34 Mesenteric Ischemia
• Severe abdominal pain out of proportion to the findings on physical examination should always raise suspicion for mesenteric ischemia, especially in elderly patients.
• The presence of hypotension, atrial fibrillation, severe cardiovascular disease, or recent myocardial infarction increases the likelihood of mesenteric ischemia.
• No serum marker is sensitive or specific enough to establish or exclude the diagnosis of bowel ischemia.
• Bloody diarrhea is a late finding that indicates mucosal sloughing—do not wait for the appearance of hematochezia or melena to make the diagnosis of mesenteric ischemia.
• Patient survival improves with early mesenteric angiography or surgical intervention (or both).
Epidemiology
Mesenteric ischemia accounts for 0.1% of all hospital admissions and 1% of emergency department (ED) visits for abdominal pain in geriatric patients. Cases of mesenteric vein thrombosis are more difficult to estimate accurately but have been reported at 2 per 100,000 admissions over a period of 20 years at one center.1–3
The overall mortality associated with mesenteric ischemia is between 60% and 93% but rises precipitously once bowel wall infarction has occurred. Mortality remains greatest for acute mesenteric ischemia resulting from obstruction or embolic phenomena. Patients with an early manifestation of NOMI have mortality rates of 50% to 55%, whereas patients with mesenteric vein thrombosis have a 15% mortality at 30 days.1–3 Those affected by chronic mesenteric ischemia have a more prolonged course, are relatively protected by dual blood supply, and present the physician with more numerous chances for intervention.
Pathophysiology
Any patient with advanced age, atherosclerosis, thromboembolic disease, atrial fibrillation, and processes leading to chronic low-flow states is at risk for the development of arterial mesenteric ischemia (Tables 34.1 and 34.2).1,2,4,5 Mesenteric venous obstruction carries its own separate risk factors, which are similar to those for venous thrombosis anywhere in the body.
DISEASE | INCIDENCE (%)* |
---|---|
Superior mesenteric artery (SMA) embolism: | 50 |
The SMA is susceptible to embolism because of large vessel caliber and a narrow angle of departure from the aorta. | |
The proximal SMA is most commonly obstructed within 6-8 cm of the aorta. | |
Nonocclusive ischemia | 25 |
SMA thrombosis | 20 |
Mesenteric venous thrombosis | 5 |
* Percentage of all cases of acute mesenteric ischemia.
Bowel perfusion is generally preserved during periods of hypotension; therefore, NOMI represents failure of the normal autoregulatory systems.2,6,7 Patients with chronic renal failure may have bowel ischemia after hemodialysis, probably from hypoperfusion, which promotes preferential shunting of blood from the splanchnic circulation to preserve flow to the cardiac and cerebrovascular systems.
Although acute mesenteric vein thrombosis accounts for a small proportion of cases of ischemic bowel disease (5% to 10%), the ease of diagnosis with computed tomography (CT) has allowed identification of a greater number of patients with venous thrombosis. Symptoms are even less specific than those of arterial obstruction and are manifested over a longer period before bowel infarction occurs. Thrombus secondary to hypercoagulable states develops first in the smaller vessels and later progresses into the larger veins; clots associated with cirrhosis, neoplasm, or local injury (operative, trauma) start at the site of obstruction and evolve distally.4
There is a significant array of collateral blood vessels and flow patterns. The small intestine is especially vulnerable to ischemia, however, because the terminal arterioles enter the intestinal wall without collateral pathways.4 Splanchnic blood flow requirements vary continuously but can account for up to 35% of cardiac output.

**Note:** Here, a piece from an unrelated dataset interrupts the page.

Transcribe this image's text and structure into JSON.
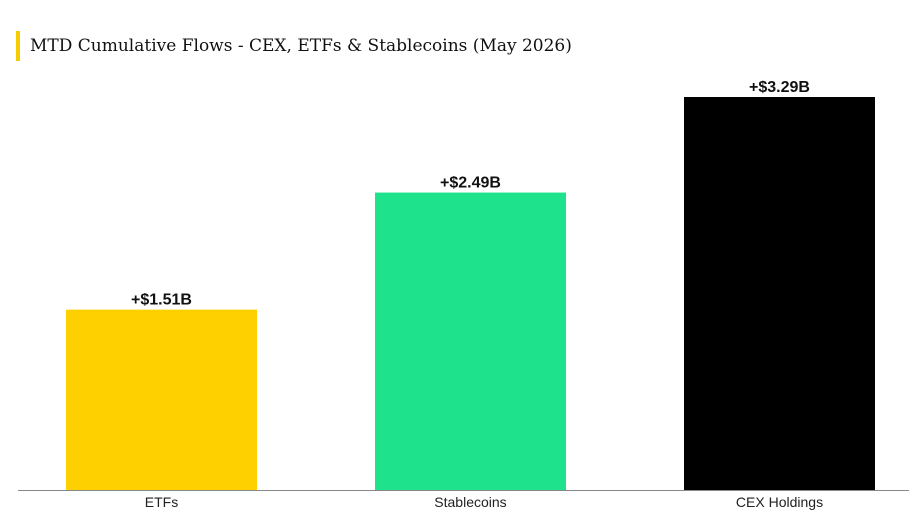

Presenting Signs and Symptoms
Classic Presentation
Clues to diagnosis of the various ischemic bowel diseases are as follows:
• Acute abdominal pain followed by rapid and forceful evacuation of the bowels (vomiting or diarrhea) strongly suggests an embolic phenomenon in the SMA.
• Long-standing abdominal pain (weeks to months), which is then followed by acute worsening, suggests intestinal angina and SMA thrombosis.
• Patients with risk factors for NOMI may have unexplained abdominal distention or gastrointestinal bleeding; pain is totally absent in up to 25% of these patients, and unexplained distention may herald infarction.